Friday, September 12th, 2008

 

Seniors and pre-retirees generally form a major percentage of people who buy annuities. This is so because people start thinking about earning a constant income post retirement at this age. On the other hand, at this seniority, most people also have enough money to invest in annuities and other financial products. There is a huge debate among agent and financial circles regarding the ethics of selling equity indexed annuities to seniors.

 

Many insurance agents themselves feel that selling indexed annuities with long lock-in periods and low caps to seniors is a little unethical. The high commissions that you get with equity indexed annuities further add to this belief. Your decision to sell indexed annuities to seniors is all your own, but you also need to know and make your prospects aware about some of the main benefits of indexed annuities. While fixed annuities are a good product any day, equity indexed annuities could be the right choice for seniors who have concerns related to:

 

Inflation:  Investing in equities can go a long way in offsetting the effects of inflation. By advising seniors to invest in indexed annuities with asset allocation portfolios matched with their risk bearing capabilities, you let them gain potential growth without their having to get directly involved with trading equities.  However, it is important to tell your prospects about the amount of risk involved without exaggerating the results that could be expected.

 

Taxation: Most clients who have enough money to invest are out looking for options to save on tax. By investing in tax deferred index annuities, your client might be able to save a lot of money that would otherwise have gone as tax on mutual funds, stocks, deposits and savings.

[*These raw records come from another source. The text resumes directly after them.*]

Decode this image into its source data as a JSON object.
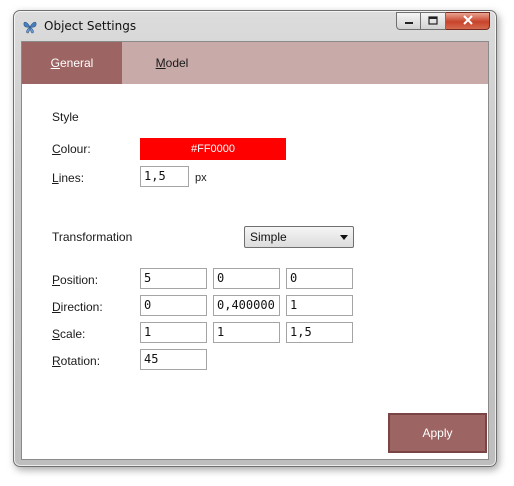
{
  "window": {
    "title": "Object Settings"
  },
  "tabs": [
    {
      "label": "General",
      "accel": "G",
      "rest": "eneral"
    },
    {
      "label": "Model",
      "accel": "M",
      "rest": "odel"
    }
  ],
  "style": {
    "heading": "Style",
    "colour": {
      "label": "Colour:",
      "accel": "C",
      "rest": "olour:",
      "value": "#FF0000"
    },
    "lines": {
      "label": "Lines:",
      "accel": "L",
      "rest": "ines:",
      "value": "1,5",
      "unit": "px"
    }
  },
  "transformation": {
    "heading": "Transformation",
    "mode_selected": "Simple",
    "position": {
      "label": "Position:",
      "accel": "P",
      "rest": "osition:",
      "values": [
        "5",
        "0",
        "0"
      ]
    },
    "direction": {
      "label": "Direction:",
      "accel": "D",
      "rest": "irection:",
      "values": [
        "0",
        "0,400000",
        "1"
      ]
    },
    "scale": {
      "label": "Scale:",
      "accel": "S",
      "rest": "cale:",
      "values": [
        "1",
        "1",
        "1,5"
      ]
    },
    "rotation": {
      "label": "Rotation:",
      "accel": "R",
      "rest": "otation:",
      "value": "45"
    }
  },
  "actions": {
    "apply_label": "Apply"
  },
  "colors": {
    "accent": "#9C6462",
    "tabbar": "#C8AAA9",
    "swatch": "#FF0000"
  },
  "icons": {
    "app": "butterfly-icon",
    "minimize": "minimize-icon",
    "maximize": "maximize-icon",
    "close": "close-icon"
  }
}
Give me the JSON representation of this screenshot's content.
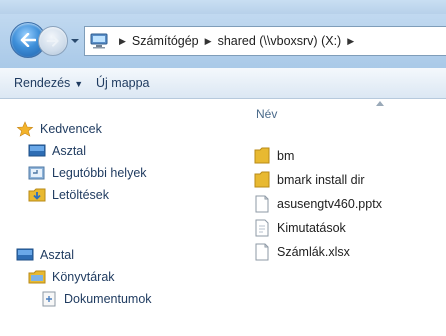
{
  "address": {
    "breadcrumbs": [
      {
        "label": "Számítógép"
      },
      {
        "label": "shared (\\\\vboxsrv) (X:)"
      }
    ]
  },
  "commandbar": {
    "organize_label": "Rendezés",
    "new_folder_label": "Új mappa"
  },
  "navpane": {
    "favorites": {
      "label": "Kedvencek",
      "items": [
        {
          "label": "Asztal",
          "icon": "desktop-icon"
        },
        {
          "label": "Legutóbbi helyek",
          "icon": "recent-places-icon"
        },
        {
          "label": "Letöltések",
          "icon": "downloads-icon"
        }
      ]
    },
    "desktop": {
      "label": "Asztal",
      "children": [
        {
          "label": "Könyvtárak",
          "icon": "libraries-icon"
        },
        {
          "label": "Dokumentumok",
          "icon": "documents-icon"
        }
      ]
    }
  },
  "content": {
    "column_header": "Név",
    "files": [
      {
        "name": "bm",
        "type": "folder"
      },
      {
        "name": "bmark install dir",
        "type": "folder"
      },
      {
        "name": "asusengtv460.pptx",
        "type": "file"
      },
      {
        "name": "Kimutatások",
        "type": "file"
      },
      {
        "name": "Számlák.xlsx",
        "type": "file"
      }
    ]
  },
  "colors": {
    "accent": "#1e3a5f",
    "navbar": "#b7d1ea",
    "folder": "#e8b931"
  }
}
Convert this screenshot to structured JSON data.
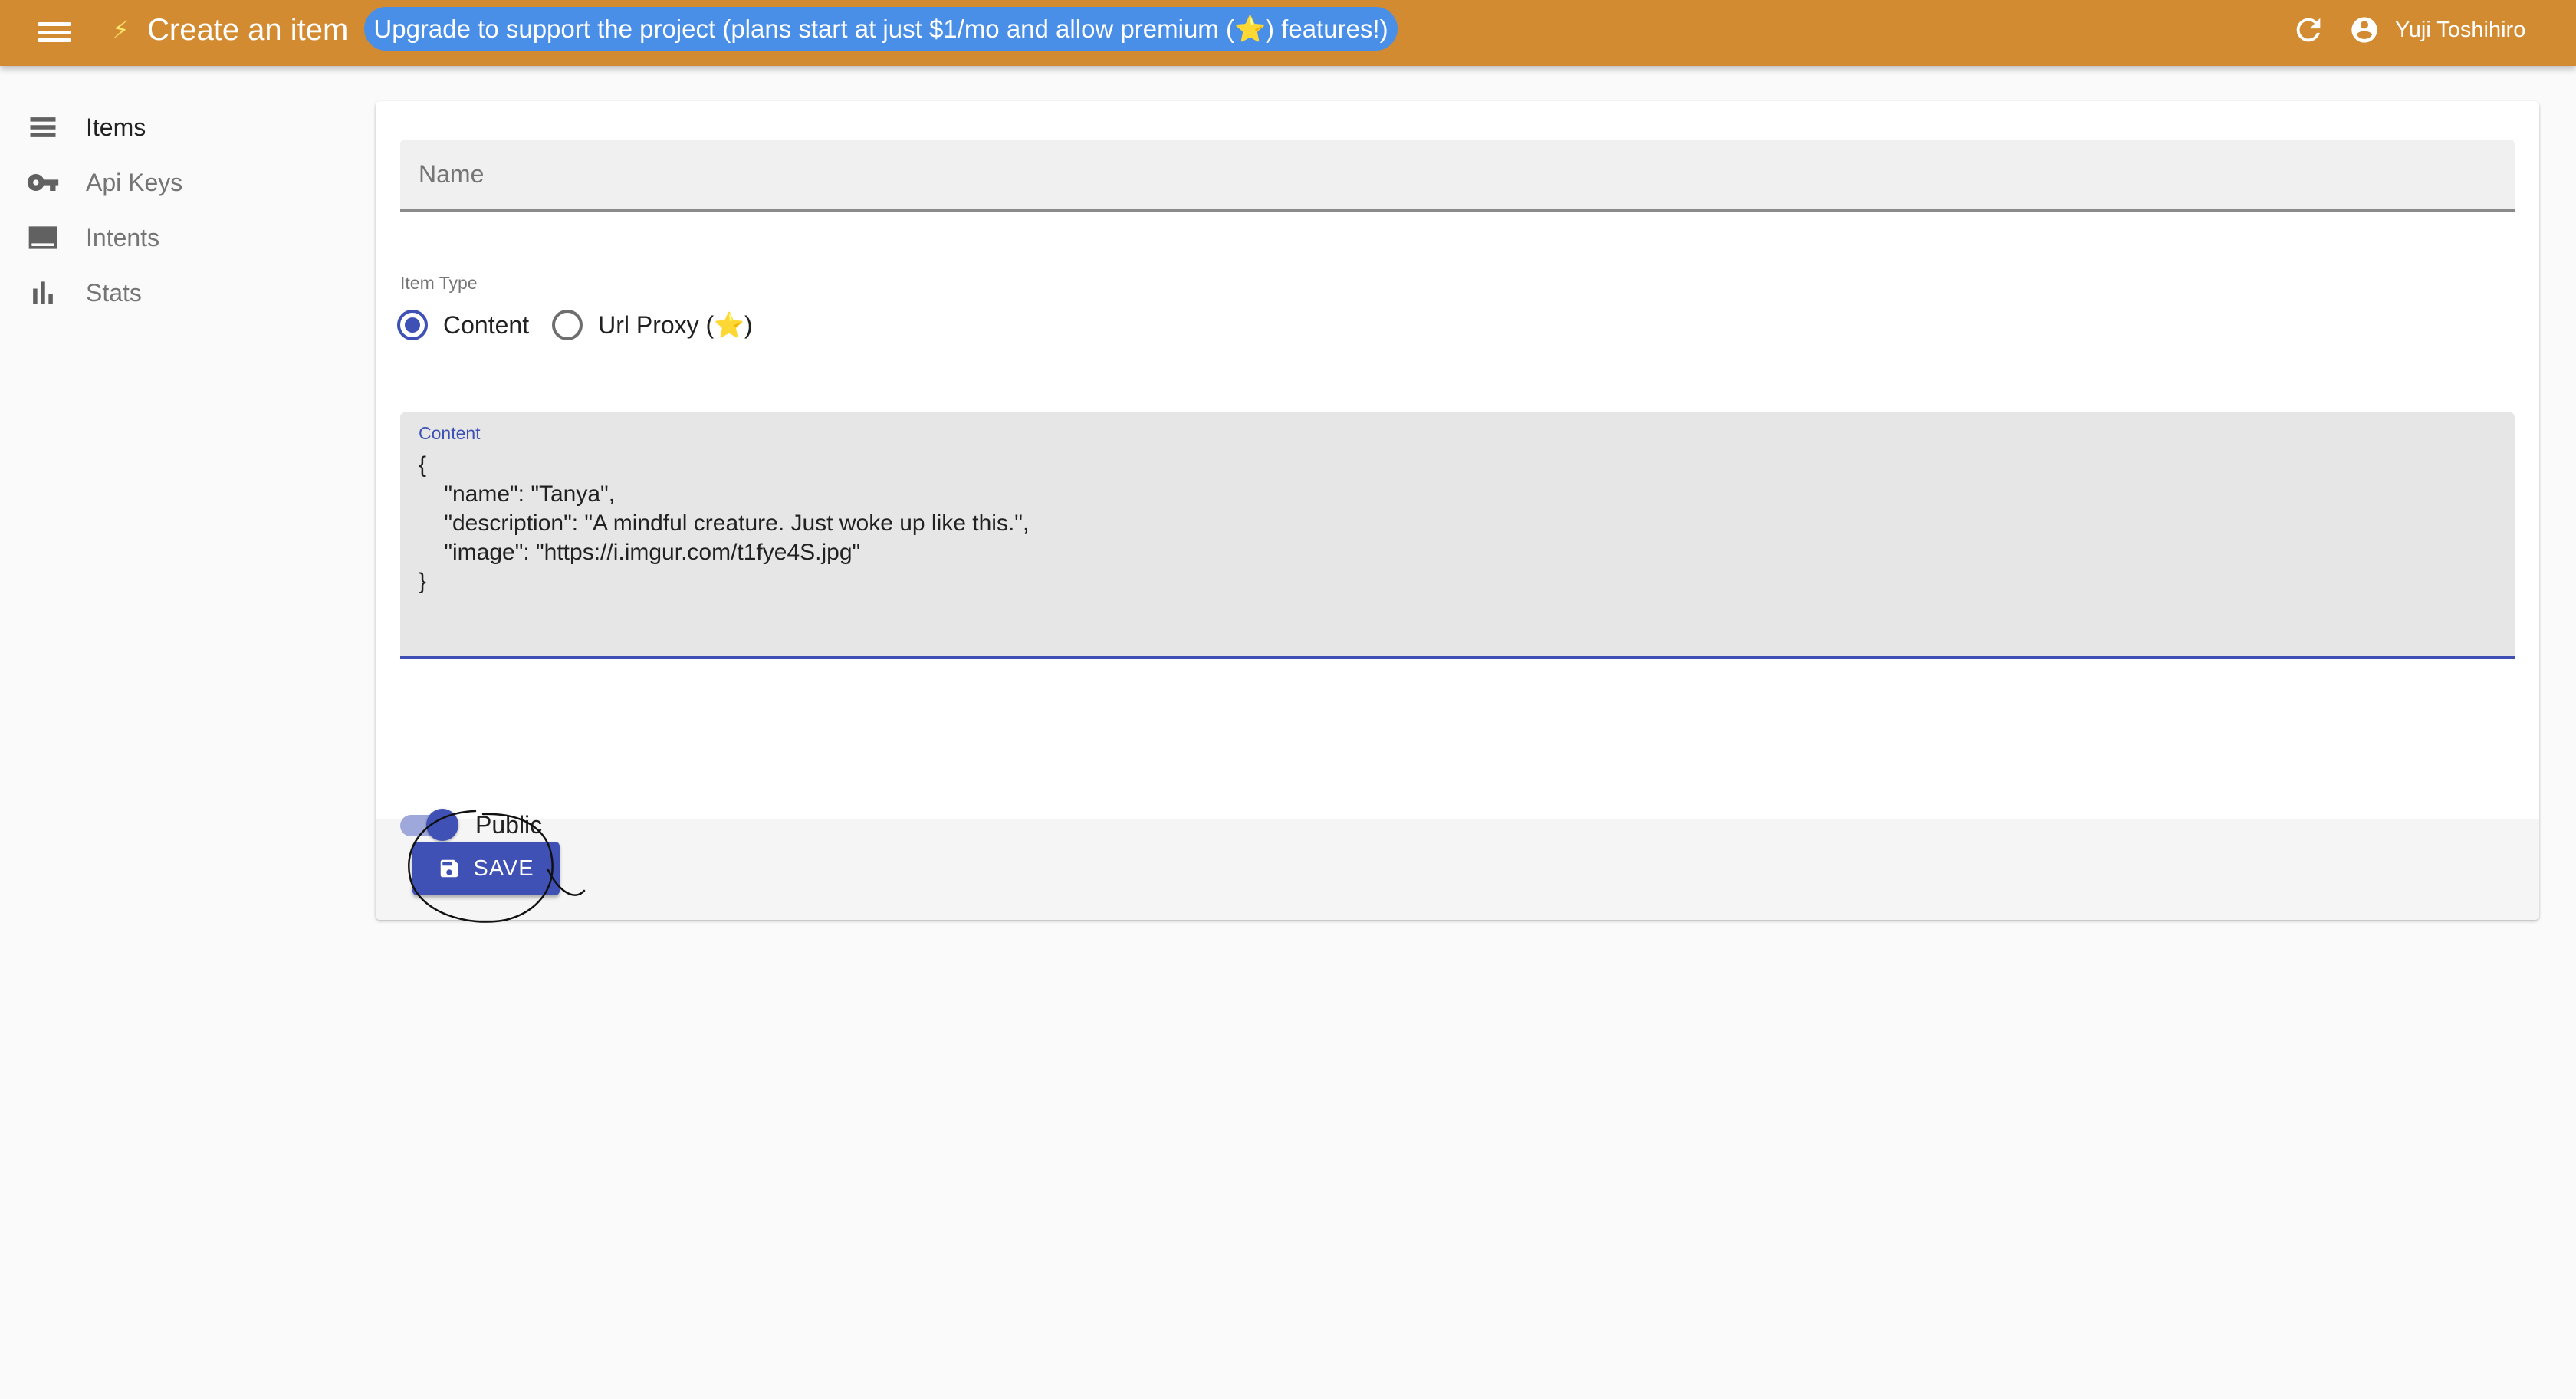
{
  "appbar": {
    "title": "Create an item",
    "bolt": "⚡",
    "upgrade_banner": "Upgrade to support the project (plans start at just $1/mo and allow premium (⭐) features!)",
    "user_name": "Yuji Toshihiro",
    "color": "#d38b31"
  },
  "sidebar": {
    "items": [
      {
        "label": "Items",
        "icon": "list-icon",
        "active": true
      },
      {
        "label": "Api Keys",
        "icon": "key-icon",
        "active": false
      },
      {
        "label": "Intents",
        "icon": "intents-icon",
        "active": false
      },
      {
        "label": "Stats",
        "icon": "bar-chart-icon",
        "active": false
      }
    ]
  },
  "form": {
    "name_placeholder": "Name",
    "name_value": "",
    "item_type_label": "Item Type",
    "item_types": [
      {
        "label": "Content",
        "selected": true
      },
      {
        "label": "Url Proxy (",
        "star": "⭐",
        "close": ")",
        "selected": false
      }
    ],
    "content_label": "Content",
    "content_value": "{\n    \"name\": \"Tanya\",\n    \"description\": \"A mindful creature. Just woke up like this.\",\n    \"image\": \"https://i.imgur.com/t1fye4S.jpg\"\n}",
    "public_label": "Public",
    "public_on": true,
    "save_label": "SAVE",
    "accent": "#3f51b5"
  }
}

In spite of the fact that processing fees and charges related with equity indexed annuities are high, equity indexed annuities can provide an ultimate yield that will be much larger than other fixed annuities. Along with telling your leads about the tax benefits that they can get with a particular indexed annuity, you should also make it a point to inform them about the conditions where taxes are applicable like withdrawals and income generation from annuity assets.

 

High Profits: Since the stock markets are going through a very lean phase right now, it might be the perfect time to invest in an equity index annuity because in the long run, the prices of stocks are bound to go up. Index annuity buyers who are ready to wait for at least five to ten years can expect unprecedented profits by investing in equities when they are at an all time low.

 

Outliving Annuity Payments: Many equity indexed annuities nowadays come with a guaranteed living withdrawal benefit clause. This can be a very lucrative option for seniors who want to invest in an annuity that lasts throughout their life time, no matter how long it is. You can sell such index annuities to seniors who worry about outliving their money.